Make musical friends 

Make friends? Is that really a marketing tip? Yeah, we know, it might sound more like social advice than career advice, but in music, these two things can definitely go together. 

Wherever you are, there is a musical community in your area, and even though musicians are technically competing with each other, you’ll probably find that a lot of musicians like hanging out with each other and maybe even working with each other. 

Making musical friends is networking, on top of forming genuine friendships. A buddy might ask you to sit in on a studio session or come along and play for a few gigs. 

Who knows? You might form a whole new band with some musical friends. There are so many possibilities to get your name out there and become creatively stimulated by what other artists are doing. 

So get out there and make some friends! 

Generate positive word-of-mouth, feat. Lio Mori  

One of the best analog ways to market yourself as an independent musician is through simple word-of-mouth. 

This word-of-mouth might come from playing live shows, making those musical friends we were just talking about, or even just working as a studio musician, which pays well and also makes it easier to do some networking. 

Musician Lio Mori, who describes himself as a nomad crypto-musician, producer, and composer, has created massively different kinds of music, including reggae, folk, hip-hop, and grindcore. 

Always dedicated to following his musical instincts into new sonic territories, Mori knows exactly what it’s like to be an indie musician trying to get his name out there.

He’s been making music, sounds, and noise since the nineties, so he remembers when word-of-mouth was one of the only ways to promote yourself. 

“Before the internet, word-of-mouth was the best way to market yourself. It’s not the only option anymore, but it can definitely still help new artists get a reputation going.” 

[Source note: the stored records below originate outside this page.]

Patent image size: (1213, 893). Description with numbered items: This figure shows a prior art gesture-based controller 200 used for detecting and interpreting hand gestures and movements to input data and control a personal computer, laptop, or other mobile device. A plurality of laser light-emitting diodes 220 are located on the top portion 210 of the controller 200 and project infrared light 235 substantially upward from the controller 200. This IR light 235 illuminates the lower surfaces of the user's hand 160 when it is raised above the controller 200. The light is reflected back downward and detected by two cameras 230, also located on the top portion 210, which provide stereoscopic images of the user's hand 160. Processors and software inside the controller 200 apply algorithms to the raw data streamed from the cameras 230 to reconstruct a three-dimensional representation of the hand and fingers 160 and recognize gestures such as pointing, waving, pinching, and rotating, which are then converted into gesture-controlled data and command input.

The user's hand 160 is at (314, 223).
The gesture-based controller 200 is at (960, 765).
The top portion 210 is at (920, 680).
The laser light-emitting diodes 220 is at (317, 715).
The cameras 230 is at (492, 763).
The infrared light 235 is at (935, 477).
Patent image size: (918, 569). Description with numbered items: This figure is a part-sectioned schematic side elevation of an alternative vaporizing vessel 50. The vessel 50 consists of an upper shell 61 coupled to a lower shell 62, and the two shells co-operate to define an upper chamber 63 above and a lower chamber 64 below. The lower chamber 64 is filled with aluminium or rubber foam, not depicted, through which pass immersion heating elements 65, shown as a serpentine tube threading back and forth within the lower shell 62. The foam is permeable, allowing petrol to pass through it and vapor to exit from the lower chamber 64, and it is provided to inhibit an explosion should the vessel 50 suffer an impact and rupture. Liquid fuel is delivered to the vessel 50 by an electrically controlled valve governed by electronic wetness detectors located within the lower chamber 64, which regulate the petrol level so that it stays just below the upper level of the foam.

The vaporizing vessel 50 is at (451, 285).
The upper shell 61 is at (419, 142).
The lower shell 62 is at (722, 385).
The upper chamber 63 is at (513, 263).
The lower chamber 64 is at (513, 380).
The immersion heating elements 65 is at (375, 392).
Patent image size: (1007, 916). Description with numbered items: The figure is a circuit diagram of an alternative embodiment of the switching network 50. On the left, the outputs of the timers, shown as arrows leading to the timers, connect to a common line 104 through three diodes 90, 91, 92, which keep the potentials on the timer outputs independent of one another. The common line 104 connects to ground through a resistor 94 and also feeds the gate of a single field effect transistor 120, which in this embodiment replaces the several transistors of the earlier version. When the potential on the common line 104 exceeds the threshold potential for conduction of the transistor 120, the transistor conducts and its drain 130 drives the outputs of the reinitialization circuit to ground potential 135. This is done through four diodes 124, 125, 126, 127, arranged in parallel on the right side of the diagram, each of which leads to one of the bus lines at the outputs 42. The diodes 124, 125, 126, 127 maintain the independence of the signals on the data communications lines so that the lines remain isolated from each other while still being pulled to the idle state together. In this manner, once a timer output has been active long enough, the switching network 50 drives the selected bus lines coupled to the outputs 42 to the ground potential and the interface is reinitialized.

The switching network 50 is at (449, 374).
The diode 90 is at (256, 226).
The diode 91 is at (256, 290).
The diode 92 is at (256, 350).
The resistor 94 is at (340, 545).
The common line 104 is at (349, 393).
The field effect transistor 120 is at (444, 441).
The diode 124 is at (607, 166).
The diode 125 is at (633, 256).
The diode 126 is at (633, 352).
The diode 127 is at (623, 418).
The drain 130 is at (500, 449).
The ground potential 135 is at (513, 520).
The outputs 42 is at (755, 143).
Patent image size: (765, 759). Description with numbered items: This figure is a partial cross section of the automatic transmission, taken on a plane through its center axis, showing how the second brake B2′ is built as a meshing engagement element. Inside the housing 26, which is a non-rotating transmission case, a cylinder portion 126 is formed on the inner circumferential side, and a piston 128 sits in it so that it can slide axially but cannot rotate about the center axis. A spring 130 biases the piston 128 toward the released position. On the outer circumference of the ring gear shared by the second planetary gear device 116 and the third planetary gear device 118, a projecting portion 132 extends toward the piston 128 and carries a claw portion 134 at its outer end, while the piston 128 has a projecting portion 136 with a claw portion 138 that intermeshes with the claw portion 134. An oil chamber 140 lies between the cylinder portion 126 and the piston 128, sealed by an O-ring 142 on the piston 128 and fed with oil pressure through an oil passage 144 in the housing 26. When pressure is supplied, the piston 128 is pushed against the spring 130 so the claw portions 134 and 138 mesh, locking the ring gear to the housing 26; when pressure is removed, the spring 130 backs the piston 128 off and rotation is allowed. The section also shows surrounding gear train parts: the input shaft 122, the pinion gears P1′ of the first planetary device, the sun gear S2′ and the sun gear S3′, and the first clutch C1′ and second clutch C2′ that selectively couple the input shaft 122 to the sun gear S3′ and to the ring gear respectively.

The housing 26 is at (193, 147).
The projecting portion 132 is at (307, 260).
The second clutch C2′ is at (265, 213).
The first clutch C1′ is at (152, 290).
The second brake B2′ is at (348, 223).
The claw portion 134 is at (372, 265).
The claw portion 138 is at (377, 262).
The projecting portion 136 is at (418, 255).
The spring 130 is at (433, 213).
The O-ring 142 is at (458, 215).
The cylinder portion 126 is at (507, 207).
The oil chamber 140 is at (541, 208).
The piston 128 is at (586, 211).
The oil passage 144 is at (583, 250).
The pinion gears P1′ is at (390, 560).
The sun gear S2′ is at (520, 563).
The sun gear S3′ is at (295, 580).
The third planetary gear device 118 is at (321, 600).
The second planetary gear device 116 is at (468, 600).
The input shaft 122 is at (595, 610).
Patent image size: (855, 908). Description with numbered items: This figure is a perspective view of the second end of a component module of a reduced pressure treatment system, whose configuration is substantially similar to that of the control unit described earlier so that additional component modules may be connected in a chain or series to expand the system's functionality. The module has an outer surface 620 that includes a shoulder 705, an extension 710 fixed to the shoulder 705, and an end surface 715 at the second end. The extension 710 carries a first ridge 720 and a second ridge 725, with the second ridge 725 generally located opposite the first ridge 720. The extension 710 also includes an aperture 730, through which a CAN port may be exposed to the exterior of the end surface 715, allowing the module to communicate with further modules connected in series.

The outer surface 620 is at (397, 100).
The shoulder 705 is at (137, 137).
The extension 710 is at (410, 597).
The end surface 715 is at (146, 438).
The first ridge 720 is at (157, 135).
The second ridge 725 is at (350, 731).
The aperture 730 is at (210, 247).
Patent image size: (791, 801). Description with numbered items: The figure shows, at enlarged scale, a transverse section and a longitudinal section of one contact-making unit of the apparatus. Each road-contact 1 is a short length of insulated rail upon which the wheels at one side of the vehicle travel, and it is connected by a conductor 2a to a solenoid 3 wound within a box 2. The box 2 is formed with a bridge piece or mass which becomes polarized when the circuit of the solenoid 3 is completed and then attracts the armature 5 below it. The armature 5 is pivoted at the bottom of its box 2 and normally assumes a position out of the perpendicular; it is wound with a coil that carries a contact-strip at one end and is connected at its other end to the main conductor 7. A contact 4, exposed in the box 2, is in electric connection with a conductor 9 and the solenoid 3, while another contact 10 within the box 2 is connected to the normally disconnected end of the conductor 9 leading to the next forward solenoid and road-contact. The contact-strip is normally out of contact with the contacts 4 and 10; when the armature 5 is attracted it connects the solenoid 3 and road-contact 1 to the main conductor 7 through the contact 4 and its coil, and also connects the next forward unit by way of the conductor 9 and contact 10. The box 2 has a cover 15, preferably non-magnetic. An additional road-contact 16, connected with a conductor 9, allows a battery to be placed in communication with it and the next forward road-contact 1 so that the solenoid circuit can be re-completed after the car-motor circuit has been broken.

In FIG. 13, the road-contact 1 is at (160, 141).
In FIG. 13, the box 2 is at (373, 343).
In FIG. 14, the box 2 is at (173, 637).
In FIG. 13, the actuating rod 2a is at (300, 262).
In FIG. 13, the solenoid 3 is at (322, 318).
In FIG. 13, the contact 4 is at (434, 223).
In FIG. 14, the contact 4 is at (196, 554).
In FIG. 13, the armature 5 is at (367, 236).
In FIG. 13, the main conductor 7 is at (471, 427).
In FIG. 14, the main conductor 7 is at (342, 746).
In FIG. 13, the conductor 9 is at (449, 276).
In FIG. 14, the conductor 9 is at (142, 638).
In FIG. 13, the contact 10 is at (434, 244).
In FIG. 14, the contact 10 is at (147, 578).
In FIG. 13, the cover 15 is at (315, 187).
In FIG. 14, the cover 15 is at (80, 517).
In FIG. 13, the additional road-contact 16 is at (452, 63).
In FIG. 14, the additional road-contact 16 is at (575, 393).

All of the other tips we’ve talked about in this article can help to generate that word-of-mouth, but of course one of the best things you can do when people start saying good things about your music is to take advantage of that momentum. 

Keep moving  

When you’re working in a creative field, especially at the start of your career, one of the biggest challenges is finding ways to stay enthusiastic and motivated. 

But whether you’re making a name for yourself or still trying to get your first album off the ground, it’s important to keep moving. 

Stay dedicated to your music and never stop being your own biggest fan. When you present confidence in your musical vision, or during interactions with potential fans, people will take notice. 

If you are making some headway and your fanbase is steadily growing, take some time to acknowledge your progress. 

When you actively appreciate all the work you’ve done so far and what you’ve accomplished, it will be easier to stay motivated and keep working hard. 

Of course, breaks are important, and over-working can cause many more problems than it solves, but if you prove that you’re devoted to music, it can be very beneficial to your brand. 

We hope that we’ve helped you out a bit with these tips, and we hope that you’ll find the audience that your music has always deserved.